Cabin Fever (2016)


Director: Travis Z (2016)
Starring: Gage Golightly, Matthew Daddario*, Samuel Davis
Find it: IMDB

A girl takes selfies all the time. A gamer guy bemoans the lack of Internet and GTA 5. The Deputy is now a lady but still really wants to party. Such are the most notable additions to Cabin Fever 2016, the remake nobody wanted, expected or needed.

Look, I am all for remaking movies to include less Eli Roth, but Cabin Fever is not a good place to start with the erasing of his Bro legacy. Not only is Cabin Fever Roth's second best movie (next to the masterful Hostel 2, which I really do like that much), but it also contains his only tolerable slash good performance in Pothead in the Woods character Justin (who I think I only like because of Doctor Mambo). It also doesn't help that his Cabin Fever is a fairly timeless horror film - a genuinely witty precursor to Cabin in the Woods that I much prefer to Cabin in the Woods.

The plot is, quite literally, the same as the first one. Pretty young college kids travel to cabin in the woods. Encounter local drifter, sick off his face with a mystery illness. Accidentally murder local drifter. Get sick. Squelch. If you've never seen Roth's Cabin Fever, you're bound to have a lovely time with this slick, sick horror movie. Everyone else however, will be left bored, nonplussed and slightly angry.

Cabin Fever: now with added CGI that looks worse than CGI from 2002.

It's not a shot-for-shot deal, like the infamous Psycho debacle or Funny Games US, but it is close enough as to be pointless to anyone with a half-decent memory and horror education. It's the same movie but with less jokes, more gore and slightly sharper visuals. The odd surprise is thrown in here and there - an effective jump scare where there wasn't before - but largely it's just longer, gooier versions of the same old splatter sequences. Where it's at its best is during the second half, when the action takes over and the pace ratchets up, at least being quick and easy to watch in spite of the all-encompassing deja vu. Dare I say it, I did actually enjoy this version of the bathtub scene a little bit more than the first time around.

Those sparse flashes of brilliance, however, do not hide the fact that Cabin Fever 2016 is perhaps the laziest remake ever (re)made.








*Related, but he's certainly no fucking Alexandra

Goodnight Mommy


Director: Veronika Franz, Severin Fiala (2015)
Starring: Lukas and Elias Shwartz, Susanne Wuest
Find it: IMDB

Speaking as a self-confessed and unapologetic mummy's boy, there is no idea more terrifying in life than the love between a son and his mother going un-reciprocated. It's this primal (yeah, alright soppy) fear that informs Goodnight Mommy, an Austrian horror film about a violent battle of wits between a mother and her sons, both parties doing their damnest to hurt the other most viciously.
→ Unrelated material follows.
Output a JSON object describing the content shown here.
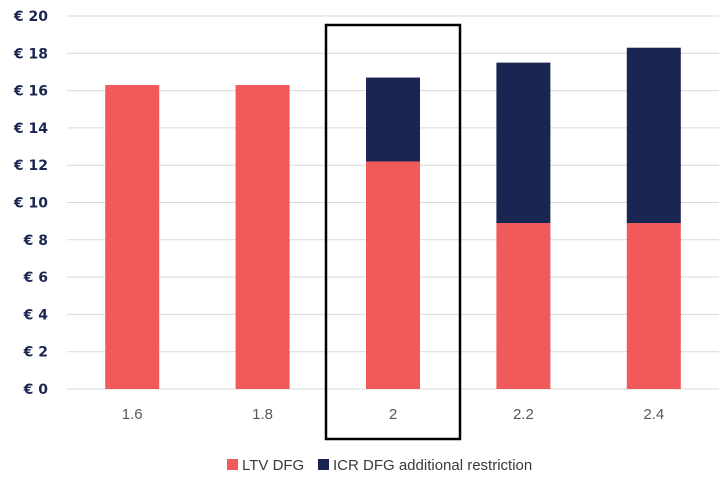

Face all bound up in bandages, Mommy (Wuest) returns from a major cosmetic procedure - literally - a changed woman. Now cold and cruel to her twin sons (the brothers Schwartz) - even refusing to acknowledge little Lukas - Mommy's sudden change in demeanor leads the boys to question whether this woman is even their mother at all.


It's a question which drives Goodnight Mommy, and one that writer/directors Franz and Fiala are in no hurry to answer. Indeed, Mommy spends most of the film looking like an archetypal slasher movie villain and acting like an abusive asshole, (allegedly) murdering cats and repeatedly slapping her one kid about the face while being downright negligent towards the other. And yet the kids aren't exactly alright either; a pair of weirdos who collect giant bugs, pickle dead cats for some reason, and dress almost exclusively in vest tops and three quarter length shorts. To say nothing of their behaviour in the second half, which verges on being the best Let's Go Play at the Adams' adaptation never made.

One's sympathies dance all over the place in a chilly, elusive narrative which refuses to stay still or take the easy route. Like the thematically similar The Babadook and The Witch, it positions itself as one thing but turns out to be another, game-changing twist and all. A twist I guessed ten minutes in, granted (as will anyone remotely versed in horror cinema), but isn't so much hiding in plain sight but rather brazenly swanning about all over the place. Thankfully, that revelation (however soon you work it out) serves only to enrich the story, making the cruelties of the second half feel even more upsetting.

And such upset it is. Goodnight Mommy is not a particularly violent and gory film, but its brutalities hit home hard, making for genuinely, profoundly difficult viewing. A film that will test viewer patiences on many levels, it's a creepy, unsettling and difficult picture with serious mommy issues.